数か月前、当社でもかなりシニアなポジションの候補者の方(採用時にCレベルのリーダーシップ経験を持った方)と給与交渉した際に、とても印象的なやり取りがありました。具体的な内容は共有できませんが、彼の交渉のポイントだけ、以下にまとめてみました。
今回は国をまたぐ転職になるため、自分だけでなく家族にも大きな変化をもたらすということ
現職でも大きな責任を担っており日々やりがいを感じているけれど、自分は心が動く(ワクワクする)方向に進んでいきたいと考えているということ
そんな中で、御社からのポジションとオファー内容は、まさに心が動く素晴らしい機会であること
基本的にオファーには満足しているが、AとBについては部門長や社長と少し相談して交渉の余地があるか確認してほしいこと
家族の大きな移住となるため、もし可能であればCについての追加オファーを検討してほしいこと。他社では一般的にCのような条件が提供されるため、御社でも同様の条件があるか確認したいが、無理をお願いする気はないので御社に負担がかかる場合はプッシュはしません、とのことでした。

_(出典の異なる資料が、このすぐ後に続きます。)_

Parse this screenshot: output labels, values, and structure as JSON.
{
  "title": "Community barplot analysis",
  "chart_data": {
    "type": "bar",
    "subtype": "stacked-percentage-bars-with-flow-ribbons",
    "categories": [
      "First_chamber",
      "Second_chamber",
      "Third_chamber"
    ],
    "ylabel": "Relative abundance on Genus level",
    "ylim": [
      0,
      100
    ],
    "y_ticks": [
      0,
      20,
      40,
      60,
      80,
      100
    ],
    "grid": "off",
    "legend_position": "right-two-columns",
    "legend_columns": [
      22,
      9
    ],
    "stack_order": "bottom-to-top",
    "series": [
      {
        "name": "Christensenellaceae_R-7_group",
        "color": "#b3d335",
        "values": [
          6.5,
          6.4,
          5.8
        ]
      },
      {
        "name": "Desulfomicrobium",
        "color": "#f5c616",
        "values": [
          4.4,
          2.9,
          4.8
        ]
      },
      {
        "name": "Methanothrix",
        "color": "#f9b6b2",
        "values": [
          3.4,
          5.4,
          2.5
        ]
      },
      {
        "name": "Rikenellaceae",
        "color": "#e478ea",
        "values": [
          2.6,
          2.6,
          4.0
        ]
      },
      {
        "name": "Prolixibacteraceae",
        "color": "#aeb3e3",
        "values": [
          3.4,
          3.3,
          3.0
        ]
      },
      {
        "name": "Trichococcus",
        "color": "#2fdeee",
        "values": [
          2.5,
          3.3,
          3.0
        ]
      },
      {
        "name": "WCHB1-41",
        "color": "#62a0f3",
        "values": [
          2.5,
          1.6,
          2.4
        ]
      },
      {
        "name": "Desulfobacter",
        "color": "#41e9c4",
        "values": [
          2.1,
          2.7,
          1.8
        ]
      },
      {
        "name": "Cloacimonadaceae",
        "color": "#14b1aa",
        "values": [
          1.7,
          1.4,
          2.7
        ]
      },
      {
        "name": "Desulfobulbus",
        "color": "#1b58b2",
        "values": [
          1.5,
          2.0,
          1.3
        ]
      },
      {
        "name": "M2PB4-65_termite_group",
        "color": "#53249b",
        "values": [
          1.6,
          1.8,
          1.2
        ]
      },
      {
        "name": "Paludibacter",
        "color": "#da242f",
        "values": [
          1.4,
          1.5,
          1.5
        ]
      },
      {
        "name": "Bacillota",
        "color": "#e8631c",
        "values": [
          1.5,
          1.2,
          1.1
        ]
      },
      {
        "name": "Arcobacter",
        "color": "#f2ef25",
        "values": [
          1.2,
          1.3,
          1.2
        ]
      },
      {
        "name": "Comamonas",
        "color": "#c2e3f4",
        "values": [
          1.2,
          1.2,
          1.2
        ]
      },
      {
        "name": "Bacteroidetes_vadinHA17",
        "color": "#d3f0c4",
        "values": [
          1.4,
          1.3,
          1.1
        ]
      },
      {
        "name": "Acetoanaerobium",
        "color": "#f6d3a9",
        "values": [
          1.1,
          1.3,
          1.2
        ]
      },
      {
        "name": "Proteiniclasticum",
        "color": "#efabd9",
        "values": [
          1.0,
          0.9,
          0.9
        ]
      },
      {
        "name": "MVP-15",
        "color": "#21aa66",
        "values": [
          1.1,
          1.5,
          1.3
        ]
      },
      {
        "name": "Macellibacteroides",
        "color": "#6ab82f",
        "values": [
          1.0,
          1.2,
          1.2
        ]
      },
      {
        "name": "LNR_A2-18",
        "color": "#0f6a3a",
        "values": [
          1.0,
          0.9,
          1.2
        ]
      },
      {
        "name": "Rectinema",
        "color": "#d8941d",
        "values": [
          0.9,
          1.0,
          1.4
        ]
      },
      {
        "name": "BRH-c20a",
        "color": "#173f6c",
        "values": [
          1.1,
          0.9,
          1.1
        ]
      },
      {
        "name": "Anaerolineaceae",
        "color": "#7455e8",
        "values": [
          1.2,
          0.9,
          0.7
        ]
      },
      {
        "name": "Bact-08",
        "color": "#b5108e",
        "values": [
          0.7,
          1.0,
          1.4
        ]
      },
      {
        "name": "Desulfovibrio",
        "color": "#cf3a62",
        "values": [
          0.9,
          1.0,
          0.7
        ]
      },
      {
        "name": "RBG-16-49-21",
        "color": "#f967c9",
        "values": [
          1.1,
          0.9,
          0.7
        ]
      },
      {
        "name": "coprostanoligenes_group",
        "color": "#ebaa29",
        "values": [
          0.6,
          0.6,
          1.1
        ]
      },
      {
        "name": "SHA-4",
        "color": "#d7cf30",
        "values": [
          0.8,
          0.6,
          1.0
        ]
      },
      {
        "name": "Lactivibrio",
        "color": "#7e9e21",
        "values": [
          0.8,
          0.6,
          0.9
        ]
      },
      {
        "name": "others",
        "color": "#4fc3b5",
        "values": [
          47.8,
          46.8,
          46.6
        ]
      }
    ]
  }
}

まさに「戦略的でありながら誠実」な交渉スタイルです。家族やキャリアの流れを大切にしつつ、自分の心が動く方向に進みたいという意思が伝わってきます。また、「もしも負担になるなら無理にはお願いしない」という姿勢からも、相手を思いやる優しさが感じられます。このように言われてしまったらリクルーターとしても、この人の要望を少しでも満たすために何とか社内で調整してみよう、という気になるものです。
基本的にビデオ通話での給与交渉が一般的になっていると思いますが、私はビデオ通話時には、リクルーターや面接官への感謝の気持ちを伝えること、自分の思っていたオファー内容よりは少しだけ低いと感じたということ、一度考えて数日以内にメールで返事をするということを伝えるのがスムーズな流れかと思います。
少しでも参考になれば幸いです。